De vriendschap met de familie Frank
Het gezin Gies op bezoek bij Otto Frank in Basel
Het gezin Gies op bezoek bij Otto Frank in Basel (Zwitserland) zomer 1964.

Toen Miep Gies (toen nog Santruschitz) Otto Frank voor het eerst ontmoette bij haar sollicitatiegesprek voor zijn bedrijf N.V. Nederlandsche Opekta Mij. in de nazomer van 1933, klikte het direct. Otto Frank besloot Miep aan te nemen ter vervanging van een zieke medewerkster. Toen deze juffrouw Heel zich na enkele maanden weer beter meldde, kon Miep blijven.

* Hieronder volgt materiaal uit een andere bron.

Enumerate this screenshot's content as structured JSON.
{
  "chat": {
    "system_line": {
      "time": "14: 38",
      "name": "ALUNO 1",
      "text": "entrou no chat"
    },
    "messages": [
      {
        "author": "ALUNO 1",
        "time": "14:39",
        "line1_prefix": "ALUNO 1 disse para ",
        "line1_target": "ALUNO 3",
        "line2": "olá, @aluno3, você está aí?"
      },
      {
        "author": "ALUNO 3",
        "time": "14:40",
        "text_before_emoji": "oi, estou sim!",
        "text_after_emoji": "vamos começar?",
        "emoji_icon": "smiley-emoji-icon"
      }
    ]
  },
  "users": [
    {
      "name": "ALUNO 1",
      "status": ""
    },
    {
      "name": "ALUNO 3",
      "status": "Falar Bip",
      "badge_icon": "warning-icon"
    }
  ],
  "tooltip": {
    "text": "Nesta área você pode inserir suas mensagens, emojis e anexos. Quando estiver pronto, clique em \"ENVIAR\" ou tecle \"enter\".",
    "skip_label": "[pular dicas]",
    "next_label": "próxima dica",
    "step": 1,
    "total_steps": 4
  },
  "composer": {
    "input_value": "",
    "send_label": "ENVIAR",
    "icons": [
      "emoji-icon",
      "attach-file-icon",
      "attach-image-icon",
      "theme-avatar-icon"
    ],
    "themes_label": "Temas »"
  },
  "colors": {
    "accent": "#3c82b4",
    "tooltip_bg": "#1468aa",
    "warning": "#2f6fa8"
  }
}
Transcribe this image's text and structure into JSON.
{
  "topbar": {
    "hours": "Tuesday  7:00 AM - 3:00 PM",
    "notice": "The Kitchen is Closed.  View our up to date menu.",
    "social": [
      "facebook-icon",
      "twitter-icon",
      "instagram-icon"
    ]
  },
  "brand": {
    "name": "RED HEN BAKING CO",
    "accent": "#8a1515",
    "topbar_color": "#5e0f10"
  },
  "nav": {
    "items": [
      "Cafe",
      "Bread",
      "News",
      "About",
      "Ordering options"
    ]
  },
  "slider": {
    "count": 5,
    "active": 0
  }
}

Ze ging met veel plezier naar haar werk. Natuurlijk besprak ze geen persoonlijke zaken met haar baas, maar hij had wel verteld dat zijn vrouw en twee dochtertjes nog bij zijn schoonmoeder in Aken verbleven. Zodra ze in Amsterdam een woning gevonden zouden hebben, zou het hele gezin overkomen. Hij sprak het niet uit, maar Miep merkte dat hij eenzaam was zo zonder zijn gezin.

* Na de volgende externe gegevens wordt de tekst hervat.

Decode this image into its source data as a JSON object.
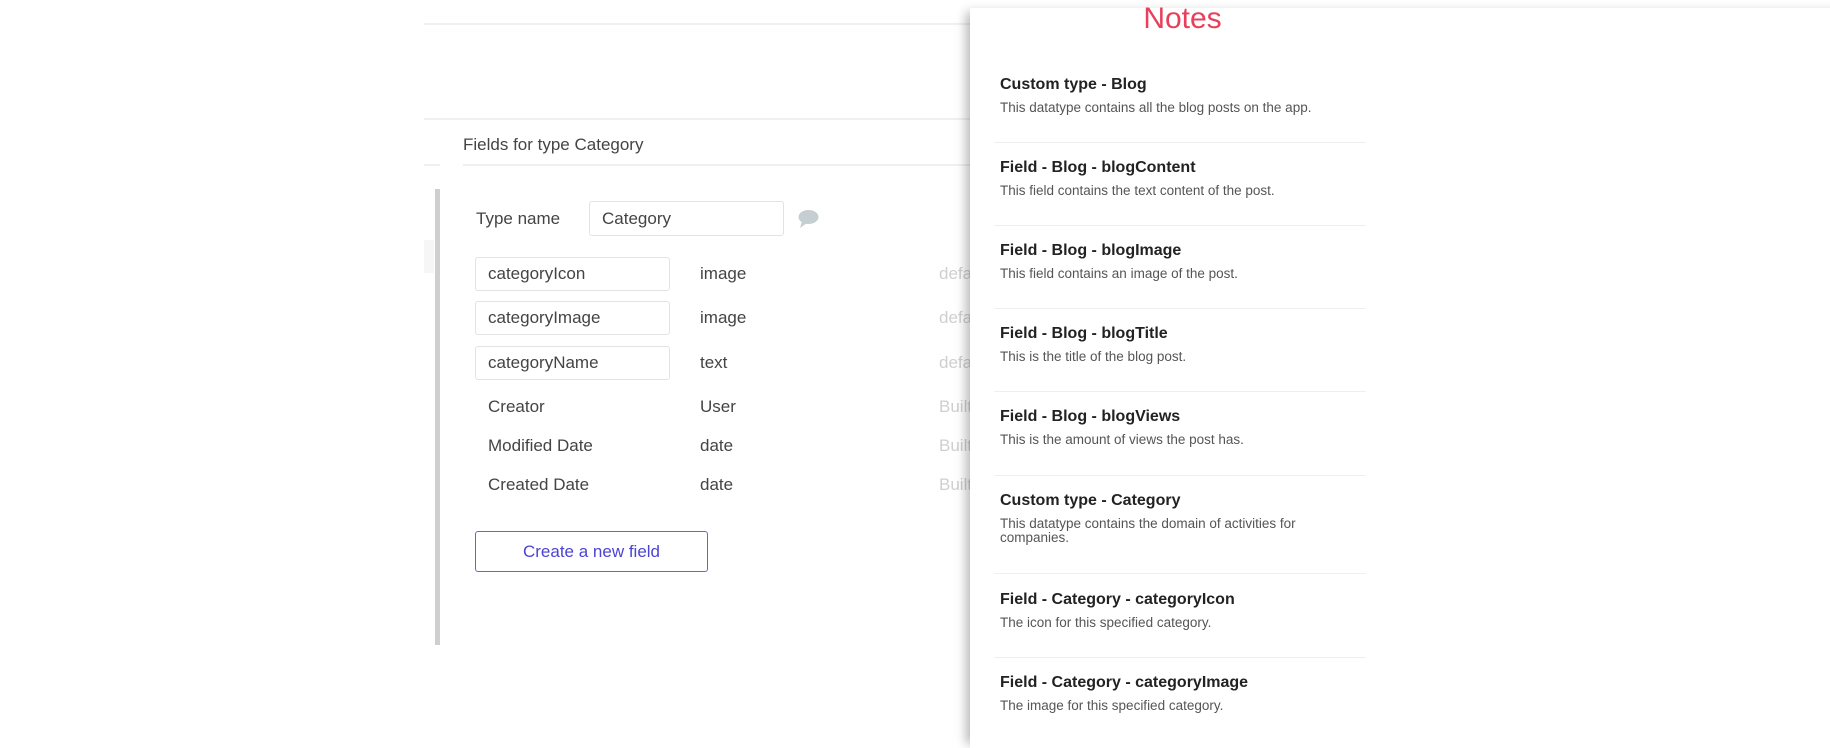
{
  "editor": {
    "section_title": "Fields for type Category",
    "type_name_label": "Type name",
    "type_name_value": "Category",
    "comment_icon": "speech-bubble-icon",
    "custom_fields": [
      {
        "name": "categoryIcon",
        "type": "image",
        "extra": "defa"
      },
      {
        "name": "categoryImage",
        "type": "image",
        "extra": "defa"
      },
      {
        "name": "categoryName",
        "type": "text",
        "extra": "defa"
      }
    ],
    "builtin_fields": [
      {
        "name": "Creator",
        "type": "User",
        "extra": "Built"
      },
      {
        "name": "Modified Date",
        "type": "date",
        "extra": "Built"
      },
      {
        "name": "Created Date",
        "type": "date",
        "extra": "Built"
      }
    ],
    "create_button_label": "Create a new field",
    "accent_color": "#4b43d4"
  },
  "notes": {
    "title": "Notes",
    "title_color": "#e8405a",
    "items": [
      {
        "title": "Custom type - Blog",
        "description": "This datatype contains all the blog posts on the app."
      },
      {
        "title": "Field - Blog - blogContent",
        "description": "This field contains the text content of the post."
      },
      {
        "title": "Field - Blog - blogImage",
        "description": "This field contains an image of the post."
      },
      {
        "title": "Field - Blog - blogTitle",
        "description": "This is the title of the blog post."
      },
      {
        "title": "Field - Blog - blogViews",
        "description": "This is the amount of views the post has."
      },
      {
        "title": "Custom type - Category",
        "description": "This datatype contains the domain of activities for companies."
      },
      {
        "title": "Field - Category - categoryIcon",
        "description": "The icon for this specified category."
      },
      {
        "title": "Field - Category - categoryImage",
        "description": "The image for this specified category."
      }
    ]
  }
}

Over persoonlijke zaken werd op kantoor weinig gesproken, over de toestand in de wereld des te meer. Miep herinnert zich: 'Tussen Frank en mij groeide er al gauw een goede verstandhouding toen we onze gemeenschappelijke hartstocht voor de politiek ontdekten. We merkten dat we veel standpunten deelden. Hoewel ik had geleerd om niet te haten, was ik fel tegen de fanatieke Adolf Hitler, die onlangs in Duitsland de macht had gegrepen. Otto Frank was dat ook, ofschoon om veel persoonlijker redenen, want hij was joods. Hij was uit Duitsland vertrokken vanwege Hitlers anti-joodse politiek.(...) Hoewel we zulke gesprekjes in het Duits voerden, waren we het erover eens dat je het Duitsland van Hitler maar beter de rug kon toekeren en veilig en beschermd wonen in ons tweede vaderland.'

In november 1933 had de familie Frank een huis gevonden, in dezelfde buurt in Amsterdam waar ook Miep met haar pleegouders woonde. Edith Frank was een paar keer uit Aken overgekomen om een huis te zoeken. Toen dat gelukt was, kwam in december de oudste dochter Margot over, en in februari 1934, bij wijze van verjaarscadeau voor haar oudere zus, de jonge Anne die toen vier jaar was. Kort daarna ontmoette Miep Anne en haar moeder op kantoor.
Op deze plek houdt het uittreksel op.